Our Groups KWL Chart:

1. KWL Chart[edit]

types of instruction and learning theories


  • The U.S focuses primarily on behaviorism, information processing, and constructivism.
  • Behaviorism is teacher directed and mostly involves the teacher presenting content to the students where the students aren't really active
  • Information processing focuses on how people absorb their environment, encode information, and relate it to what they already know
  • Constructivism is very student centered and provides students with hands-on activities, problem solving and typically allows students to collaborate with others.
  • In constuctivism, teacher acts as a facilitator or coach.
  • Constructivism has shown higher achievement and results for most content and is more stressed in most of our teacher education classes. However the behaviorist and cognitivism/information processing do have advantages for some things .
  • Teachers teach their lessons using a variety of stratigies listed above. There is no right or wrong way to teach a lesson, however some topics will go over bettter if it is taught one way over the next.
  • In schools now , lessons are very constructivist. They use to be taught more in a behaviorist way. In schools students are encouraged to work in groups learn through inquiry.

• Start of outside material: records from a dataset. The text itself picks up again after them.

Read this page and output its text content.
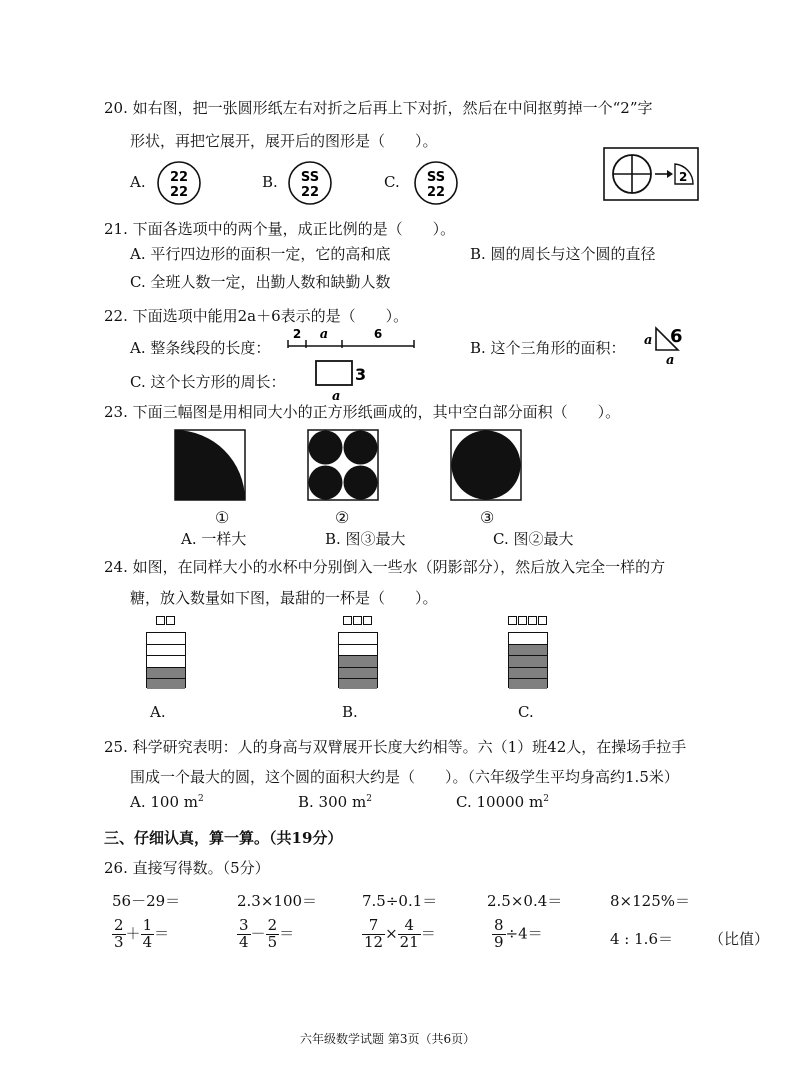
20. 如右图，把一张圆形纸左右对折之后再上下对折，然后在中间抠剪掉一个“2”字
形状，再把它展开，展开后的图形是（　　）。
A. 22
22
B. SS
22
C. SS
22
2
21. 下面各选项中的两个量，成正比例的是（　　）。
A. 平行四边形的面积一定，它的高和底	B. 圆的周长与这个圆的直径
C. 全班人数一定，出勤人数和缺勤人数
22. 下面选项中能用2a＋6表示的是（　　）。
A. 整条线段的长度：
2 a	6
B. 这个三角形的面积： a 6
a
C. 这个长方形的周长：	3
a
23. 下面三幅图是用相同大小的正方形纸画成的，其中空白部分面积（　　）。
①	②	③
A. 一样大	B. 图③最大	C. 图②最大
24. 如图，在同样大小的水杯中分别倒入一些水（阴影部分），然后放入完全一样的方
糖，放入数量如下图，最甜的一杯是（　　）。
A.	B.	C.
25. 科学研究表明：人的身高与双臂展开长度大约相等。六（1）班42人，在操场手拉手
围成一个最大的圆，这个圆的面积大约是（　　）。（六年级学生平均身高约1.5米）
A. 100 $m^2$	B. 300 $m^2$	C. 10000 $m^2$
三、仔细认真，算一算。（共19分）
26. 直接写得数。（5分）
56－29＝	2.3×100＝	7.5÷0.1＝	2.5×0.4＝	8×125%＝
$\frac{2}{3} + \frac{1}{4}$ ＝	$\frac{3}{4} - \frac{2}{5}$ ＝	$\frac{7}{12} \times \frac{4}{21}$ ＝	$\frac{8}{9} \div 4=$	4 : 1.6＝ （比值）
六年级数学试题 第3页（共6页）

  • The main theories in Germany are (like in the U.S.) behaviorism, information processing and constructivism.
  • In Germany is not really a law, which tells us what theory we have to use. So everyone is relatively free to choose the one he or she likes best.
  • In former times, behaviorism was most popular, but now the focus is on constructivism.
  • In Germany there is not just one theory, but a mixture of all those outlined above.
  • We would like to know what the main learning theories are called in Germany / in the U.S. and which theories are encouraged
  • We would like to know how these theories are taught to teacher education students in Germany / in the U.S.
  • We would like to know which type of learning theories & instruction are most widely used in Germany / in the U.S.
  • We would like to know if teachers are expected to teach their classes based on a specific learning theory. For example: do they have to teach in the theory that the school believs or are they allowed some flexibilty.
  • We would like to know how successful kids are using one method over the others.
  • Over generations, did the learning theories taught change or have teachers always been encrouaged to teach a certain method.

  • I learned that Germany and the United States have the same learning theories, including behaviorism, information processing, and constructivism.
  • Both Germany and the United States traditinally focused on behavorism but now highly encourage constructivism.
  • Germany's learner centered approaches include journals, role play, and students teaching lessons, which is very interesting.